The following is an excerpt from JODI KANTOR | January 6, 2017 | Nytimes.com |
On Jan. 20, Michelle Obama will hand her home over to a man who rose to power in part by spreading lies about her husband and intends to pulverize much of his work. If presidential tradition and her own recent conduct are any guide, she will carry herself through inauguration morning with quiet calm and few hints of what she is really thinking. After Donald J. Trump recites the oath of office, a helicopter — no longer called Marine One, because the president will not be on board — will lift the Obamas into new lives.
Soon after, Michelle Obama will have a choice to make: Should she start — or rather, resume — speaking in public with her fuller voice?
When her husband became the 2008 Democratic nominee for president, Mrs. Obama edited herself. She had to, in the face of unceasing Republican attacks and then the challenge of being the first African-American first lady.
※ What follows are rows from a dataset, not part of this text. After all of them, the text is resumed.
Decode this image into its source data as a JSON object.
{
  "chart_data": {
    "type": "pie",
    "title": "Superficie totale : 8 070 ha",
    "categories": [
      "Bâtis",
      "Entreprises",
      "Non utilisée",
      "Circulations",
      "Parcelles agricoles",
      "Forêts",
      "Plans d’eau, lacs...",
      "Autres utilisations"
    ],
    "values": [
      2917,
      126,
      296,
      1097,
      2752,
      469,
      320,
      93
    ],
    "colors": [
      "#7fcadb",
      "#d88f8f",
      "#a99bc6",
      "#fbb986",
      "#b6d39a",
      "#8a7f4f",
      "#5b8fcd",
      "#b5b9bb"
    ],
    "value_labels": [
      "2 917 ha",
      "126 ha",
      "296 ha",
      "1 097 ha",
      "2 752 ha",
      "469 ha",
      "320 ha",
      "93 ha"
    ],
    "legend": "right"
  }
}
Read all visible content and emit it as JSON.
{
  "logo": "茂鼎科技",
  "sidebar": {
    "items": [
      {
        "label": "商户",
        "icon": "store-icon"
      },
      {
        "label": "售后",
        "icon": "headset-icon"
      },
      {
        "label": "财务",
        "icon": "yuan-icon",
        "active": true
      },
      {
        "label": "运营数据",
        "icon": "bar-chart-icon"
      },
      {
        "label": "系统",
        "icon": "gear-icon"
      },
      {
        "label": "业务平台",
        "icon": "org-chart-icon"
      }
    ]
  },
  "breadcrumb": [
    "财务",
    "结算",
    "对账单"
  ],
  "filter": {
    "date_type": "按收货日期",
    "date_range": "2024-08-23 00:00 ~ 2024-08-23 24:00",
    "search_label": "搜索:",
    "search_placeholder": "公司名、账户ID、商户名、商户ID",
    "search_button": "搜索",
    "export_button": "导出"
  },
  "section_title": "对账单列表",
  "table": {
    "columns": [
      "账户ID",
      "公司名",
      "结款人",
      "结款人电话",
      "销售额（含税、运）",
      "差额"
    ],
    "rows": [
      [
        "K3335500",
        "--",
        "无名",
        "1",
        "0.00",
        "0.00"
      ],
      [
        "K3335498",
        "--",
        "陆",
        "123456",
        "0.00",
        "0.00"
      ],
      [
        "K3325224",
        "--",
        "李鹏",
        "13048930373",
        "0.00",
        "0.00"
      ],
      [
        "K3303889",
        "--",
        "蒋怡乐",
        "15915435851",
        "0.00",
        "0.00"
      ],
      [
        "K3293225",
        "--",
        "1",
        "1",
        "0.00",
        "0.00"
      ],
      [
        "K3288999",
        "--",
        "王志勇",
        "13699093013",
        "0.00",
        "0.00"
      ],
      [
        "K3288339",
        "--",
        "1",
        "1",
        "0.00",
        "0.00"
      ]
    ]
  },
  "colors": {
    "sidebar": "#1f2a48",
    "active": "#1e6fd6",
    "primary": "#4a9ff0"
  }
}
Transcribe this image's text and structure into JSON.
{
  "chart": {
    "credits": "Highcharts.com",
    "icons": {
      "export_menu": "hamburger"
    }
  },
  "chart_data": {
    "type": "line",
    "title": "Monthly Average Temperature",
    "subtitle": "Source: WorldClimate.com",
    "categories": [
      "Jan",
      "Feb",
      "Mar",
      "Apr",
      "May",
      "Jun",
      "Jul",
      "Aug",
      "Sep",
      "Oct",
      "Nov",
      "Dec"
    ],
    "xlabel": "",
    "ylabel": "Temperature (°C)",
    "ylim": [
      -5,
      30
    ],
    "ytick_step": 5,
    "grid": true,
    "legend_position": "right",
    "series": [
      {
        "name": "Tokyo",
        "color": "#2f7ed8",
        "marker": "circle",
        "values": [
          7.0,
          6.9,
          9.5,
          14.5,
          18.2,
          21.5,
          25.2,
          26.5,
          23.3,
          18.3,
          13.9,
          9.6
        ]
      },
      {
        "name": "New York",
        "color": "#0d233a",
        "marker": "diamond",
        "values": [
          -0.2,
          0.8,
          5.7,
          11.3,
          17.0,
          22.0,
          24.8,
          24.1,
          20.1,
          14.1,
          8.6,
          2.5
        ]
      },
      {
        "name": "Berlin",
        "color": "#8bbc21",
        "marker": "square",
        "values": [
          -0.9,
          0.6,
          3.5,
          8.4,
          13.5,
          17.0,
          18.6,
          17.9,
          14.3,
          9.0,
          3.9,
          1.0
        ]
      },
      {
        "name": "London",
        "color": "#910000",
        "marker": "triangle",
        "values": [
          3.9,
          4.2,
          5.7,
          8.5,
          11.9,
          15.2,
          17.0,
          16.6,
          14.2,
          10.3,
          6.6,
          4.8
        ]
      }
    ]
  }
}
Her statements were authentic but limited. She called herself the “mom in chief” and charmed late-night TV hosts in clips that exploded the next day on social media. Sometimes she spoke as much with her body as her voice, hula-hooping and hopscotching with children, turning some of her appearances into marathon hugging sessions. She became a specialist in light jokes, like in September, when she went on a shopping expedition with Ellen DeGeneres to CVS. “Wine in a box! How does this work?” she asked in mock wonder.